Deloitte’s push to retain essential staff was more successful in the US than in its European or Asia-Pacific businesses, according to Monadnock Research, which monitors the consulting profession. In its 2022 financial year, employee turnover was 20 per cent in the US, versus 25 per cent or more elsewhere, Monadnock said.

“While retention strategies were effective in many cases, those salary increases continue to have a negative impact on service margins today in markets where demand tempered in the second half of 2022 and in 2023,” said Mark O’Connor, Monadnock’s chief executive.

“This is particularly true for some US practices where service demand has decreased more than in Europe.”

Deloitte’s US staff swelled from 65,000 to 80,000 between mid-2021 and mid-2022.

According to Management Consulted, which coaches graduates on getting a job at the Big Four and other consulting firms, Deloitte pushed up starting salaries significantly. An MBA student who joined Deloitte Consulting in 2020 could expect to earn $173,000 in the first year, it found, while a 2022 hire could expect $204,000.

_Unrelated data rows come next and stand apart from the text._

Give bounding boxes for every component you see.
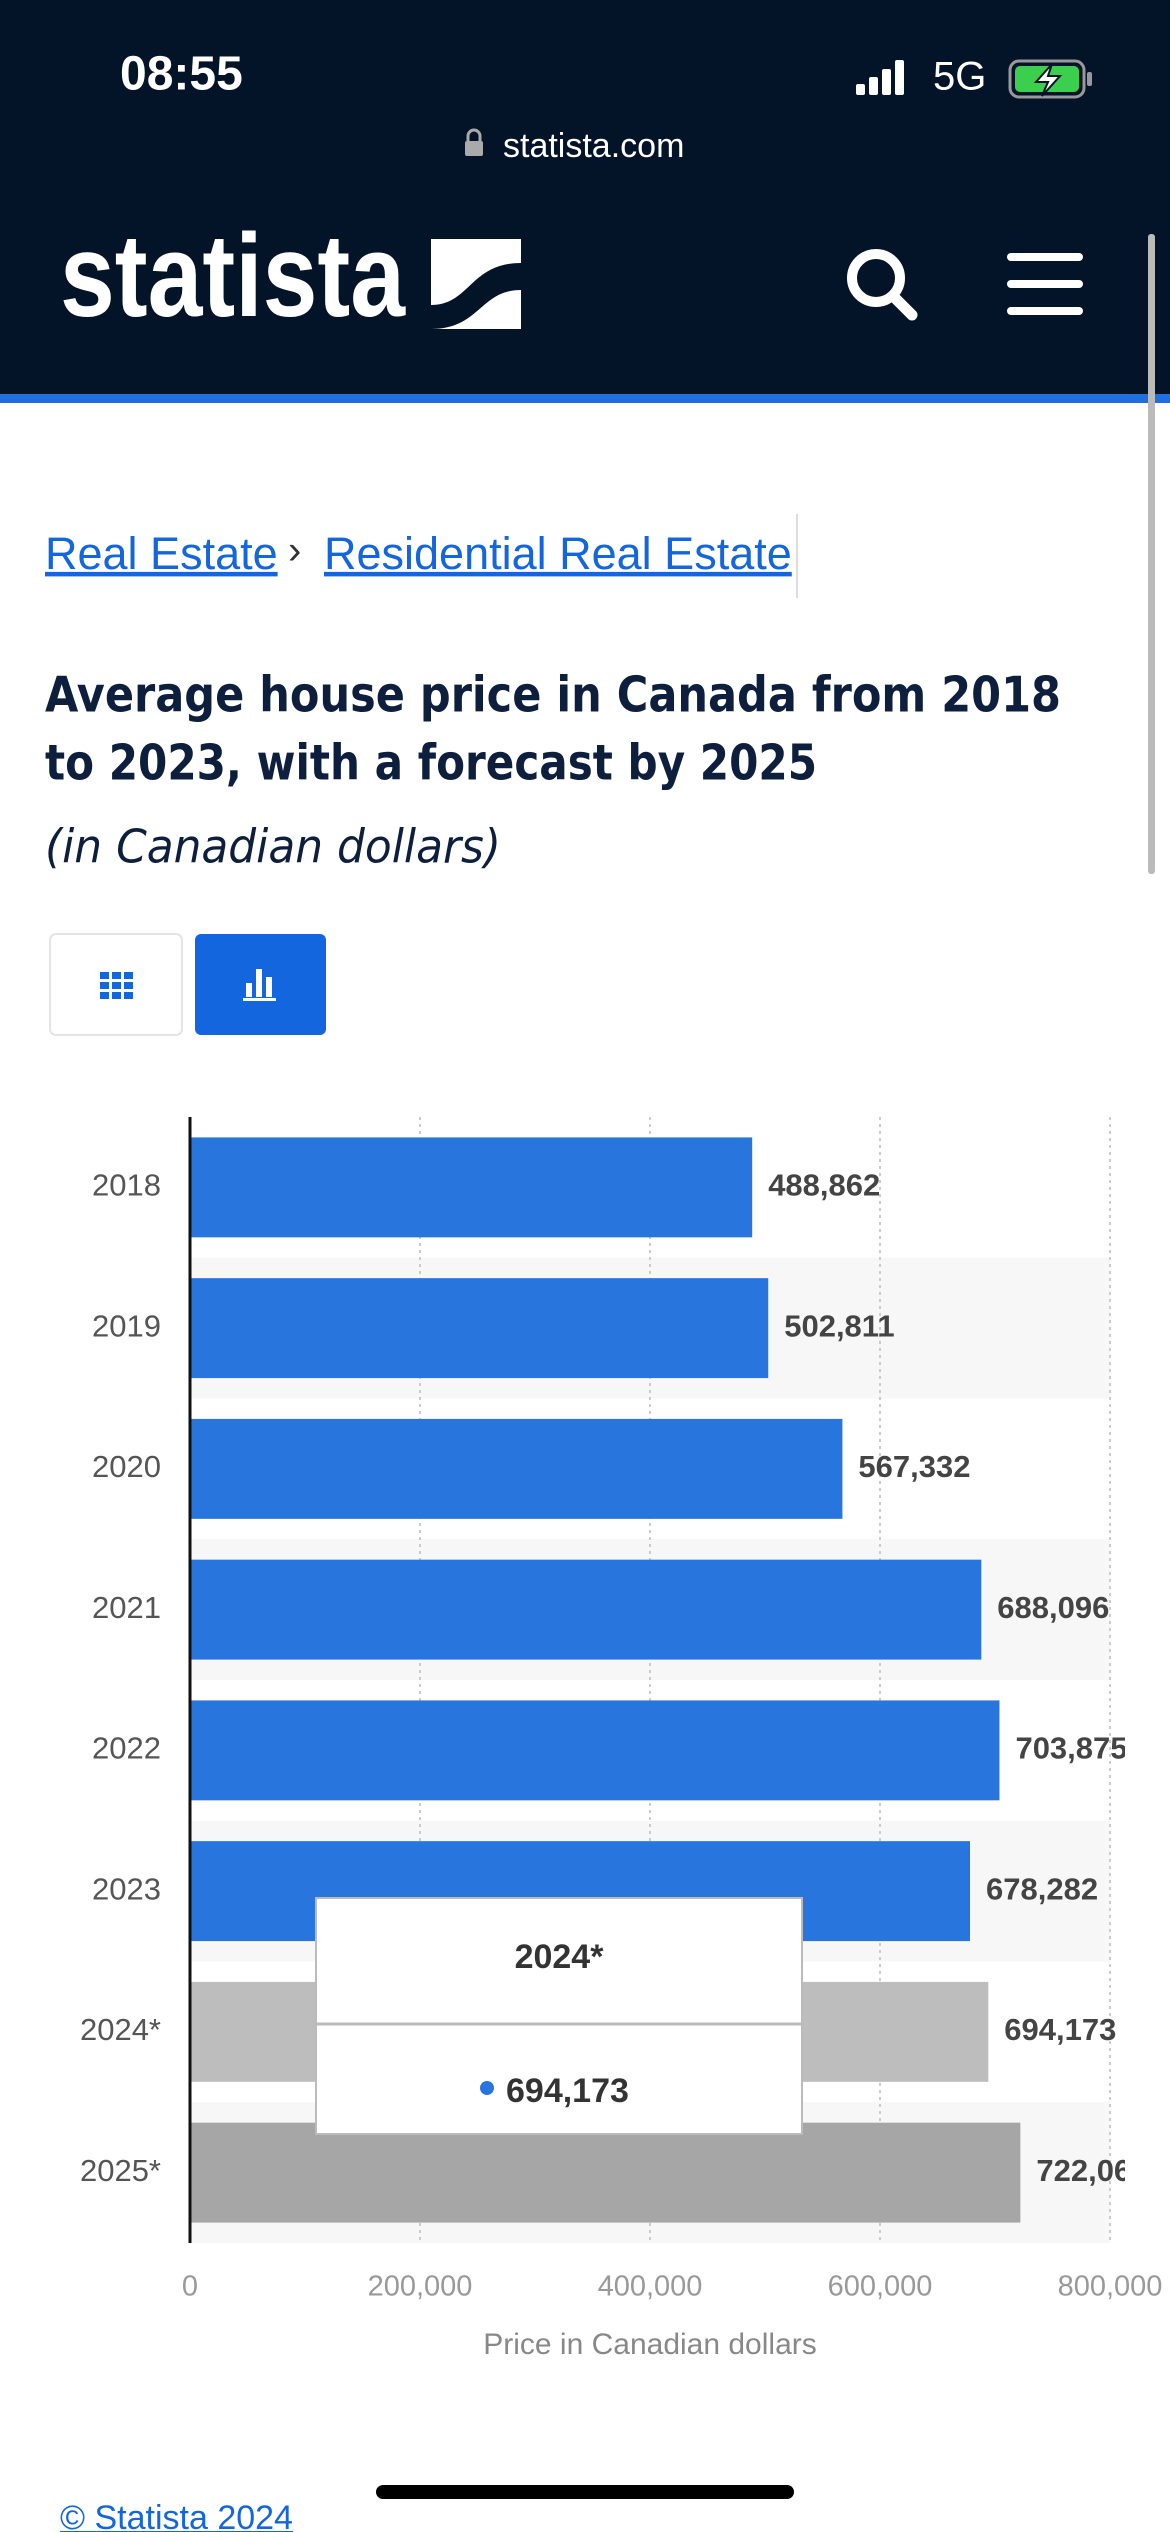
x-tick-label: 0: [182, 2271, 198, 2303]
breadcrumb-sep: ›: [288, 529, 301, 573]
logo-mark: [431, 239, 521, 329]
x-tick-label: 600,000: [828, 2271, 933, 2303]
breadcrumb-link[interactable]: Real Estate: [45, 528, 278, 579]
url: statista.com: [503, 127, 684, 165]
tooltip-dot: [480, 2081, 494, 2095]
breadcrumb-link[interactable]: Residential Real Estate: [324, 528, 792, 579]
y-tick-label: 2024*: [80, 2012, 161, 2047]
x-tick-label: 200,000: [368, 2271, 473, 2303]
y-tick-label: 2020: [92, 1449, 161, 1484]
value-label: 694,173: [1004, 2012, 1116, 2047]
copyright[interactable]: © Statista 2024: [60, 2499, 293, 2532]
lock-icon: [465, 128, 483, 156]
y-tick-label: 2025*: [80, 2153, 161, 2188]
value-label: 488,862: [768, 1168, 880, 1203]
header-line: [0, 394, 1170, 403]
bar: [190, 1278, 769, 1379]
network: 5G: [933, 55, 986, 99]
logo[interactable]: statista: [60, 210, 406, 342]
scrollbar: [1148, 234, 1155, 874]
tooltip-box: [315, 1897, 803, 2135]
title: to 2023, with a forecast by 2025: [45, 735, 817, 792]
header-bg: [0, 0, 1170, 396]
bar: [190, 2122, 1021, 2223]
value-label: 678,282: [986, 1871, 1098, 1906]
x-tick-label: 400,000: [598, 2271, 703, 2303]
chart-button[interactable]: [195, 934, 326, 1035]
table-button[interactable]: [49, 933, 183, 1036]
title: Average house price in Canada from 2018: [45, 667, 1061, 724]
home-indicator: [376, 2485, 794, 2499]
value-label: 703,875: [1015, 1731, 1127, 1766]
signal-icon: [856, 60, 904, 95]
search-icon[interactable]: [847, 249, 918, 321]
value-label: 502,811: [784, 1308, 894, 1343]
menu-icon[interactable]: [1007, 253, 1083, 315]
bar: [190, 1559, 982, 1660]
value-label: 688,096: [997, 1590, 1109, 1625]
bar: [190, 1137, 753, 1238]
x-tick-label: 800,000: [1058, 2271, 1163, 2303]
tooltip-value: 694,173: [506, 2072, 629, 2110]
y-tick-label: 2023: [92, 1871, 161, 1906]
battery-icon: [1008, 59, 1092, 99]
value-label: 722,06: [1036, 2153, 1131, 2188]
y-tick-label: 2021: [92, 1590, 161, 1625]
bar: [190, 1418, 843, 1519]
y-tick-label: 2019: [92, 1308, 161, 1343]
clock: 08:55: [120, 48, 243, 101]
bar: [190, 1700, 1000, 1801]
value-label: 567,332: [858, 1449, 970, 1484]
tooltip: 2024* 694,173: [315, 1897, 803, 2135]
x-axis-title: Price in Canadian dollars: [483, 2328, 817, 2361]
y-tick-label: 2022: [92, 1731, 161, 1766]
subtitle: (in Canadian dollars): [45, 820, 501, 874]
chart: 0 200,000 400,000 600,000 800,000 Price in Ca…: [80, 1117, 1162, 2361]
tooltip-title: 2024*: [515, 1938, 605, 1976]
y-tick-label: 2018: [92, 1168, 161, 1203]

Revenues at Deloitte US rose 17 per cent to an all-time high of $32.7bn in the year to June 2023, the firm’s transparency report shows. The consulting business accounted for a record 54.4 per cent of those revenues, but a smaller percentage of earnings than in any of the past eight years, at just 22.8 per cent.

In the same period two years earlier, boosted by demand for digital transformation services after the pandemic, consulting contributed 52.5 per cent of revenues but 31.2 per cent of earnings.

Deloitte US does not disclose a dollar figure for its profits.